Após essa reflexão sobre o assunto, percebi que fiz o que tinha de fazer, talvez se não tivesse tanta repercussão eu não faria o furo na orelha, eu busquei por sair do conformismo, sair do molde, sair do padrão da normalidade para ser aceito por quem me “ama” e por aqueles que eu não devo nada, e que também não me devem, aceito por uns que não conheço e nem conhecerei, aceito por estranhos que não vão me excluir se eu ficar igual, ficar no meu lugar.
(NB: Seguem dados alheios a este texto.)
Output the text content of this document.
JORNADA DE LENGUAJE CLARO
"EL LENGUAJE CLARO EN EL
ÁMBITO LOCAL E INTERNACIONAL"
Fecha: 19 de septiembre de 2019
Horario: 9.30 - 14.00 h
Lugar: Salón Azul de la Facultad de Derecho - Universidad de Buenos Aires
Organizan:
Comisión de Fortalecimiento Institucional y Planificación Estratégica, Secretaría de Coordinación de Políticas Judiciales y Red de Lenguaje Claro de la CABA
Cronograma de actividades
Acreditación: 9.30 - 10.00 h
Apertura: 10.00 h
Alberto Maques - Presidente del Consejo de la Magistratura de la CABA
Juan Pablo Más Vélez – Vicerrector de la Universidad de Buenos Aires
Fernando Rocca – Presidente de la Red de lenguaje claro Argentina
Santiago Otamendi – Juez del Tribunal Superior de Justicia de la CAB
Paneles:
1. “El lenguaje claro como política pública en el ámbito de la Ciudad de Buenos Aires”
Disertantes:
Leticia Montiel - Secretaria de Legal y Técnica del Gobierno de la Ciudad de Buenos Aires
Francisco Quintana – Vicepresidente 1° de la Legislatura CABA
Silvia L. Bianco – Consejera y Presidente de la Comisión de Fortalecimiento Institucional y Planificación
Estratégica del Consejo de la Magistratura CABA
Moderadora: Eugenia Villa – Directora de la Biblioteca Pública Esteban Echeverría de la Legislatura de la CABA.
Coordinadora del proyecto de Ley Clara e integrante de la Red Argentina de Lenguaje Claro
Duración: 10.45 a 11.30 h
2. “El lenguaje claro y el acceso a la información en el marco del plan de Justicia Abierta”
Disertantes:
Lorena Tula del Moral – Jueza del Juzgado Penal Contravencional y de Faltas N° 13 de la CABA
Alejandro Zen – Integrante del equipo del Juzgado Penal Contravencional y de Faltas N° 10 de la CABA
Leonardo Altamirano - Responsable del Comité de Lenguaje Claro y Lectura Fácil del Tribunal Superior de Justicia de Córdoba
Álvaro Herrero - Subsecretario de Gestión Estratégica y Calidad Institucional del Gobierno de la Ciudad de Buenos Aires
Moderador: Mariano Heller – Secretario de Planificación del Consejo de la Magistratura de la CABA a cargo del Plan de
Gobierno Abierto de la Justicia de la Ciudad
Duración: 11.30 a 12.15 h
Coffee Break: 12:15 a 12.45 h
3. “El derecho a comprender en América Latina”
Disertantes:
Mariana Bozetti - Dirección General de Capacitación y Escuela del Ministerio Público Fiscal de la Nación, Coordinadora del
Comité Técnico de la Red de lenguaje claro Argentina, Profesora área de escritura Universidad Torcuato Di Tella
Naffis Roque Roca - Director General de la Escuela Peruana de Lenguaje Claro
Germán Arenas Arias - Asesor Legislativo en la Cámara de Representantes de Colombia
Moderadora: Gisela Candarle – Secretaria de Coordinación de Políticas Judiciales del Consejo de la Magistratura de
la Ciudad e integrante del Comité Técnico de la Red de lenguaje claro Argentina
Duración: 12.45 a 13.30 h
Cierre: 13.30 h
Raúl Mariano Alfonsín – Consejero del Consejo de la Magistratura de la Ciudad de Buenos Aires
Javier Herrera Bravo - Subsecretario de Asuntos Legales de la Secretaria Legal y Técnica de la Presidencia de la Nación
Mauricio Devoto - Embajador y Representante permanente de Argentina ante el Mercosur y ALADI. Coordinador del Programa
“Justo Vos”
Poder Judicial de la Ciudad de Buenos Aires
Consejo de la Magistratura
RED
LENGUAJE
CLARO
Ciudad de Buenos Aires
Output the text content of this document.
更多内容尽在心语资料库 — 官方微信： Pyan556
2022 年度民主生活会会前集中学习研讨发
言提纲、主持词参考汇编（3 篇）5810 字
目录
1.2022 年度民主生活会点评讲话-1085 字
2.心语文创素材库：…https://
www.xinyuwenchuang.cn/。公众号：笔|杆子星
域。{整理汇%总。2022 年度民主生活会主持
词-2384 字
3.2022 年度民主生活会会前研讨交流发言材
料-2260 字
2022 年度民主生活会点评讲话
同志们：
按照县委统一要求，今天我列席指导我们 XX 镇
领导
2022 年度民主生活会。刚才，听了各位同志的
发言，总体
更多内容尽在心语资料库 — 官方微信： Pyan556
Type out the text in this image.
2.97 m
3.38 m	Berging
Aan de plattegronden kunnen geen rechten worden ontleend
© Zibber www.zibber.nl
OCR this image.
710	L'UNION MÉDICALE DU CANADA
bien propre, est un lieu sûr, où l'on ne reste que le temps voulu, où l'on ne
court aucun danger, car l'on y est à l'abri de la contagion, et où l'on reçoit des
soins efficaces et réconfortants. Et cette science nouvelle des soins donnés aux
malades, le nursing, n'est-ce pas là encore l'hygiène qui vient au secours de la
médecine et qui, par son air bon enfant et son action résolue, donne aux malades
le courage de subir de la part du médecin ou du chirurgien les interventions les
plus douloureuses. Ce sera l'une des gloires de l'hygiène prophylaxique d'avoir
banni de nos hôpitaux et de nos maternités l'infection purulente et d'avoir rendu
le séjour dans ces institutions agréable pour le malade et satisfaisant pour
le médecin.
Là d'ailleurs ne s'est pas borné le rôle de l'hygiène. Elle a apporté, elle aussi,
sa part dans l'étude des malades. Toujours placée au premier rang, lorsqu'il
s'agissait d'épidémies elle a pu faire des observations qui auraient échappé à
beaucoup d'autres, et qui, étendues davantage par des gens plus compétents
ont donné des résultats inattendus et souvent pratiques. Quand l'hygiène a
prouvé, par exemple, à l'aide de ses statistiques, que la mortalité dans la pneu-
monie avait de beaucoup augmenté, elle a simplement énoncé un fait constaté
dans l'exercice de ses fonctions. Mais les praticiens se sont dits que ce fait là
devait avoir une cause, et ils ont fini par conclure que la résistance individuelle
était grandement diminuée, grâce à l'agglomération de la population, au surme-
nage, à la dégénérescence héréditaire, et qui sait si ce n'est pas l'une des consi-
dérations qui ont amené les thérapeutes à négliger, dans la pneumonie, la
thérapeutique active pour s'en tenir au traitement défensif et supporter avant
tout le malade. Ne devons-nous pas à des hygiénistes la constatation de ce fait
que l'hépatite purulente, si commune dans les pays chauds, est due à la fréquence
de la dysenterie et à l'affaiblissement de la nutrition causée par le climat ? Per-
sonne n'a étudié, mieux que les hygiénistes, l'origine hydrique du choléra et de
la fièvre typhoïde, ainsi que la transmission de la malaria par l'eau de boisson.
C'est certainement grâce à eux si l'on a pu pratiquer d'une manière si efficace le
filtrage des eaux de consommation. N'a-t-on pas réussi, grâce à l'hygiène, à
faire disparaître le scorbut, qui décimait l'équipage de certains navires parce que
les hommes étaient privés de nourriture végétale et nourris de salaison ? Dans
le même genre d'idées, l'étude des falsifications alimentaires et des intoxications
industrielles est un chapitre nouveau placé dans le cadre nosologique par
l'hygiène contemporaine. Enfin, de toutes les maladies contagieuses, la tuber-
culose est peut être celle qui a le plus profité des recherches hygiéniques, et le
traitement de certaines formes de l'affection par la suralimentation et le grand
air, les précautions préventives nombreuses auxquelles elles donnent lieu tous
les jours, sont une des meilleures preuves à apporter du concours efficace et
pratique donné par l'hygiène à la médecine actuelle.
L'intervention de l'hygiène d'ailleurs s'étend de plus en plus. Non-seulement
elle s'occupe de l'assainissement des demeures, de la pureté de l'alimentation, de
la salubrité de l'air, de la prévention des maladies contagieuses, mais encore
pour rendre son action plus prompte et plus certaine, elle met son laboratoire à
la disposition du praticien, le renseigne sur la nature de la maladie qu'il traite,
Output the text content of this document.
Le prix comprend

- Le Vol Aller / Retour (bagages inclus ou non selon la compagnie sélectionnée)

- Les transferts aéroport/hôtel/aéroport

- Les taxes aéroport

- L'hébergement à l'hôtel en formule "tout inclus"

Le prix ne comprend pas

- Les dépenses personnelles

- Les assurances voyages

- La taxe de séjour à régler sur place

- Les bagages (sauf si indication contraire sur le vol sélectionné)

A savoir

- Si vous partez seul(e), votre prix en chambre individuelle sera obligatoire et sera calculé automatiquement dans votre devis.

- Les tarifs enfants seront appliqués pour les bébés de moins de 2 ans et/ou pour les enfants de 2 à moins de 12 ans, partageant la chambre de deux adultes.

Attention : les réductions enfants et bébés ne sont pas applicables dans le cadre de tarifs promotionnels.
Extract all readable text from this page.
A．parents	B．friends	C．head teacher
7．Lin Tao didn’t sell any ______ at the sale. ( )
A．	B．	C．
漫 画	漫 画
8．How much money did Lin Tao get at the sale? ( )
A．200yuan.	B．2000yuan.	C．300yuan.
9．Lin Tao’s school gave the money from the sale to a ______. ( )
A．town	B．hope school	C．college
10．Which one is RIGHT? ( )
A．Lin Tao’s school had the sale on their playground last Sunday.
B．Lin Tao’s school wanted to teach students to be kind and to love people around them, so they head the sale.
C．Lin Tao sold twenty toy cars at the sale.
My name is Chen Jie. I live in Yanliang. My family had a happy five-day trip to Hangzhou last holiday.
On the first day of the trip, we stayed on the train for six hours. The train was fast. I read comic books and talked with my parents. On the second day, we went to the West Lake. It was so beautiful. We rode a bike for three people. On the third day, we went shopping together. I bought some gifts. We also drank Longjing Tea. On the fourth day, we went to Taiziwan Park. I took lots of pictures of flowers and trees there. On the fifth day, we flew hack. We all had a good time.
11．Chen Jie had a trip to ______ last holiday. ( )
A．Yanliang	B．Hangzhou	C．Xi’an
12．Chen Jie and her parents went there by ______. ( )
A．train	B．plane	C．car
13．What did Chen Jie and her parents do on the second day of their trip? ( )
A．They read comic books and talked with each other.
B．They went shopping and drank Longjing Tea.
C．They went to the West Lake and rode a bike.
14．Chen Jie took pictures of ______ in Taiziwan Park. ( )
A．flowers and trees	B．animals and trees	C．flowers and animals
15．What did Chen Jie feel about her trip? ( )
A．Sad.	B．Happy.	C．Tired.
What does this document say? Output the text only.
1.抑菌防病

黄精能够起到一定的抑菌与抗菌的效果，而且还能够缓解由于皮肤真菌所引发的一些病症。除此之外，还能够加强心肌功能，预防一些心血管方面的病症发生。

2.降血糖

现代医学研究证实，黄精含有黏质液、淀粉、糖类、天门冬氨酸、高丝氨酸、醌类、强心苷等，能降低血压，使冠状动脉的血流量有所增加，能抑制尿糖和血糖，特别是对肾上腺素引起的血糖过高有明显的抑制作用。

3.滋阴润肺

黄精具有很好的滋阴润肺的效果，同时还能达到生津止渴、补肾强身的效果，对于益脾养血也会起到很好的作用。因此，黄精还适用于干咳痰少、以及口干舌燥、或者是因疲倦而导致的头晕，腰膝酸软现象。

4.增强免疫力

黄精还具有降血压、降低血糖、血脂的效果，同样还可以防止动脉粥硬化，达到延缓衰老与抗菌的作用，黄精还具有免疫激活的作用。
Qual seria esse lugar?

Reconheço que o que mais me atraiu no brinco nem seja o ato de ter uma jóia na minha orelha, mas realmente o tamanho do buraco que essa ação envolve o tamanho do efeito que causaria, dito e feito, uma enorme repercussão para que eu possa ter algo com que me preocupar, uma polemica fresquinha (como diria alguns amigos), algo que eu possa expressar minhas idéias e conseguir alguns ouvidos para ouvirem o que digo talvez minha mensagem não seja captada, mas o que importa é que tentei, tentei dizer, dizer que um furo na minha orelha não muda nada, talvez dependendo da pessoa que estiver lendo esse texto seja difícil de assimilar, mas o fato é que continuei o mesmo, talvez agora seja alguém que incomode, ou talvez esteja até mais bonito.

Não foi por estética que coloquei esse brinco, disto pode ter certeza, foi por ser livre, foi por querer gritar para as pessoas que esse casaco da moralidade que vestimos está há muito tempo fora de moda, para gritar que, não estão pensando ao me criticarem, não estão me entendendo, não estão me vendo, estão vendo apenas o buraco enorme que tem dentro de si mesmo, não conseguem lidar consigo, não conseguem enxergar a outra ponta do buraco onde eu estou.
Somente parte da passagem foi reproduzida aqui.